MR. WOODCOCK

Billy Bob Thornton is certainly good at playing mean teachers. He easily filled the part of the malevolent professor of one-upmanship in the recent remake of “School for Scoundrels,” and now he’s equally hissable as a Gestapo-style small-town middle-school phys ed instructor in “Mr. Woodcock.” But he’s about all the movie has to offer: though it’s better than the sleazy title might suggest, this academic tale doesn’t earn a passing grade.

The best part of the picture is the flashback section showing the ruthless martinet Woodcock systematically tormenting young John Farley (Kyley Baldridge) and the rest of his gym class in their tiny Nebraska town. This is cruelly funny stuff, with Thornton’s nonchalant nastiness paying dividends.
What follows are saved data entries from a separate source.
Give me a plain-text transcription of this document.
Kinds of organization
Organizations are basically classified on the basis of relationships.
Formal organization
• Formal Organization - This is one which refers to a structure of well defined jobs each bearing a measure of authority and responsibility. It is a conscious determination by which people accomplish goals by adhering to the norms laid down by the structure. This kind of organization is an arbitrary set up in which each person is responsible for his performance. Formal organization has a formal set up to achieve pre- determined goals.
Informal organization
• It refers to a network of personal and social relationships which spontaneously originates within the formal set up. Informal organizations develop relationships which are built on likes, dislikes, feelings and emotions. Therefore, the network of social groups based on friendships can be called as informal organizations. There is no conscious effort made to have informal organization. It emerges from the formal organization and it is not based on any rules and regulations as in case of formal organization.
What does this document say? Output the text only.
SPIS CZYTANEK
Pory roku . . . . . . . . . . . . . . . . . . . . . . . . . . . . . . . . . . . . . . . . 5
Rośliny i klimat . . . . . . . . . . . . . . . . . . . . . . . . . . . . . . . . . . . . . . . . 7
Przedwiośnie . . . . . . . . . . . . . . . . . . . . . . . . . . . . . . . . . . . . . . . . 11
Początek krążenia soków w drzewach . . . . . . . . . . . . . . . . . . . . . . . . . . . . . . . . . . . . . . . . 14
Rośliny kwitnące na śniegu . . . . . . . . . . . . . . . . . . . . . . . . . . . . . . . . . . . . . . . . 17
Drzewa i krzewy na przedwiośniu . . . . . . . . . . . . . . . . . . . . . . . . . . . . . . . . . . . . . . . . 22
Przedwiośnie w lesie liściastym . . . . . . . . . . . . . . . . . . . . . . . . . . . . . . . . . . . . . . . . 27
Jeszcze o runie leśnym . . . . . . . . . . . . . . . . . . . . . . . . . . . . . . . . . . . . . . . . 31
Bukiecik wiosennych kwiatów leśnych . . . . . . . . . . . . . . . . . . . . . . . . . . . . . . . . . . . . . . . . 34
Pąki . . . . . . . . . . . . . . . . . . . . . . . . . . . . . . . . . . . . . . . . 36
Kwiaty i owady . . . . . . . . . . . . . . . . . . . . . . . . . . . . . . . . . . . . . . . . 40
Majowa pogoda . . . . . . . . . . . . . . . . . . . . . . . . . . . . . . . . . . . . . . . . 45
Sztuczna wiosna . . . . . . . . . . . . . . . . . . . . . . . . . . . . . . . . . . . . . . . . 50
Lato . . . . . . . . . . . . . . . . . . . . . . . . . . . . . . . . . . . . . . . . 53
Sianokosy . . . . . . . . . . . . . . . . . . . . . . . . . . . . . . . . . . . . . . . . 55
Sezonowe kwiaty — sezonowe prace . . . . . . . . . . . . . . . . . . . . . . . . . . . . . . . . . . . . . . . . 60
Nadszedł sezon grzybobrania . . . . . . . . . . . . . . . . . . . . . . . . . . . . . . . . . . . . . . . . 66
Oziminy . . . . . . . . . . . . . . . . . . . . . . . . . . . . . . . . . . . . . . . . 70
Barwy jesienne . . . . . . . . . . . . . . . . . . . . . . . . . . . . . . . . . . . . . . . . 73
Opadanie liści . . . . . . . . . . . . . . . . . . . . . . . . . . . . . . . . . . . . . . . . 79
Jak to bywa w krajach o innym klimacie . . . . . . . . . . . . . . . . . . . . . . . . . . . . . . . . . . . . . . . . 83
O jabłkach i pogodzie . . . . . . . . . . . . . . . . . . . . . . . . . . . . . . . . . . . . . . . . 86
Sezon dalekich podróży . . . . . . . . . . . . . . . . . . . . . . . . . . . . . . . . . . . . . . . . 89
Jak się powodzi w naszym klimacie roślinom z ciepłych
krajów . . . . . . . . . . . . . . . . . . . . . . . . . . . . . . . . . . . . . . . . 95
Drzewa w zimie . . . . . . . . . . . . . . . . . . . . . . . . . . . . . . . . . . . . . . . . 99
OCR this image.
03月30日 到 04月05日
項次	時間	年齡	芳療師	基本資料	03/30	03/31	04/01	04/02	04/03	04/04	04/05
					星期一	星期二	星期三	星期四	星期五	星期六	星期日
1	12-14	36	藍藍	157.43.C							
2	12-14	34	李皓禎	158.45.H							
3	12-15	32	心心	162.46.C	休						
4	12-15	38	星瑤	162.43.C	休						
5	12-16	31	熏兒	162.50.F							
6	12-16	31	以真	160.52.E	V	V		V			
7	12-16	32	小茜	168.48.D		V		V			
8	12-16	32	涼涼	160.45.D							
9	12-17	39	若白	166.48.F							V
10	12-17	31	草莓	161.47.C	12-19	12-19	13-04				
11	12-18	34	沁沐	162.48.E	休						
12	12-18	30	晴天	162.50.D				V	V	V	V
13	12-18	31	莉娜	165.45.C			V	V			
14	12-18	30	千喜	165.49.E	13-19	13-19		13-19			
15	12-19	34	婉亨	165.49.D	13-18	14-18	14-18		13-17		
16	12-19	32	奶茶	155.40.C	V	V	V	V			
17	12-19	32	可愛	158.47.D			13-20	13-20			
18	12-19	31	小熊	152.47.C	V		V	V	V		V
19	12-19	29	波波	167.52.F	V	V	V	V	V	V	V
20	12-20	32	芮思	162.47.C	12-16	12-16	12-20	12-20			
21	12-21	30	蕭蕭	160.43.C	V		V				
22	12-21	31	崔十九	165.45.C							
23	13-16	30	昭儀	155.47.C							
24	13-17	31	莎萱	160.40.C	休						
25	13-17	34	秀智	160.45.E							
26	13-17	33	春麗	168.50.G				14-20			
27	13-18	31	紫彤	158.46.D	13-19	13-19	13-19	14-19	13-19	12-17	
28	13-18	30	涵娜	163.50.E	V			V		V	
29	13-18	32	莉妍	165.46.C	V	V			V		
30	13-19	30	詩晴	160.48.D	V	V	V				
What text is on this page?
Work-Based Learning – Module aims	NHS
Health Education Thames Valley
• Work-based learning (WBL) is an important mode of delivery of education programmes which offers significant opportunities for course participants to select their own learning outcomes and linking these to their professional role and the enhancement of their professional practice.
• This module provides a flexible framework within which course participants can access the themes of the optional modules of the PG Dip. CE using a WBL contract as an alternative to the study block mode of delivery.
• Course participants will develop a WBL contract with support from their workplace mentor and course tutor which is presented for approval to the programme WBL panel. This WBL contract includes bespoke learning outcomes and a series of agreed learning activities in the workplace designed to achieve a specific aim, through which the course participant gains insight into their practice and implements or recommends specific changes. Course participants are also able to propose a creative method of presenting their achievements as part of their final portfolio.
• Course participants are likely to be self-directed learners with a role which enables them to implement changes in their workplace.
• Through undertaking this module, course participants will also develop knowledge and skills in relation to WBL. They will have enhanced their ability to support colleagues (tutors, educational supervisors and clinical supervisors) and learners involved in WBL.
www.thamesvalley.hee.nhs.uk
Unfortunately, that material is just a sliver of the movie, most of which is set years later, when Farley (Seann William Scott), long away from the Midwest, has found success as a self-help author, his latest bestseller a tome titled “Letting Go,” about putting the past and its unhappy memories behind you to achieve calm and self-confidence. But when he gets an invitation from his hometown to come back for its annual Cornival and receive its biggest award, the Corn Cob Key, he drops out of his book tour to the consternation of his pushy agent Tracy (Amy Poehler) and flies back for a brief stay with his widowed mom Beverly (Susan Sarandon).

To his horror, John discovers that his mother is dating again—and of course her new boyfriend is Woodcock, the very person he’s had to “let go of” to achieve his sanity. And when Woodcock proposes to his mom and she accepts, he’s apoplectic, and tossing aside all the advice he’s made a fortune giving to others, he sets his mind on revealing the sort of creep the teacher is not just to Beverly, so she won’t marry him, but also to the whole town, so that it will reconsider giving the guy its teacher-of-the-year award. The script degenerates into a series of blundering attempts by John to unmask Woodcock, in which the coach repeatedly turns things around to humiliate his old student anew, and contests in which John struggles futilely to best the old man at last. He shows he’s no great judge of character when the person he enlists to help him is old classmate Nederman (Ethan Suplee), a nerdy fellow who’s obviously a few cans short of a six-pack. And, of course, Farley takes time for romance by reconnecting with Maggie (Melissa Sagemiller), a girl he once had a crush on from afar who’s now a teacher. Of course, his increasingly frantic efforts to destroy Woodcock nearly ruin his chances with her.

All this is pretty feeble stuff, especially since after “Scoundrels” it comes across as a case of “been there, done that” and doing it not quite as well this time around. Partially that’s the fault of the basic premise, since attempting to break up your mother and her boyfriend is a good deal creepier than competing over a girl (which was the premise of the earlier movie). But it’s also due to the fact that the comic bits that novice scripters Michael Carnes and John Gilbert have come up with are rather weak, and the ending they’ve devised not just implausible but dumb.

Apart from Thornton, the cast doesn’t help much, apart from Poehler’s sharp work as the process-obsessed agent who can’t even bother to read the book of the author she’s representing. Scott is bland, even compared to Thornton’s “Scoundrels” rival Jon Heder, as is Sagemiller, and Sarandon is curiously colorless (an understandable reaction to having so little to do but stand around looking uncomfortable—especially when she has to don a “Queen of the Corn” parade dress). With Suplee merely repeating his “My Name is Earl” shtick, the interplay between him and Scott doesn’t have much zip, either. A good deal of the blame for the flat performances has to be laid at the feet of Craig Gillespie, whose direction is flabby, but technically the movie’s okay, if the sort of thing that will lose nothing when shown on a TV screen.

“Woodcock” isn’t as gross as most Hollywood comedies today. It’s not offensive, just anemic. And even Coach Billy Bob can’t whip it into shape.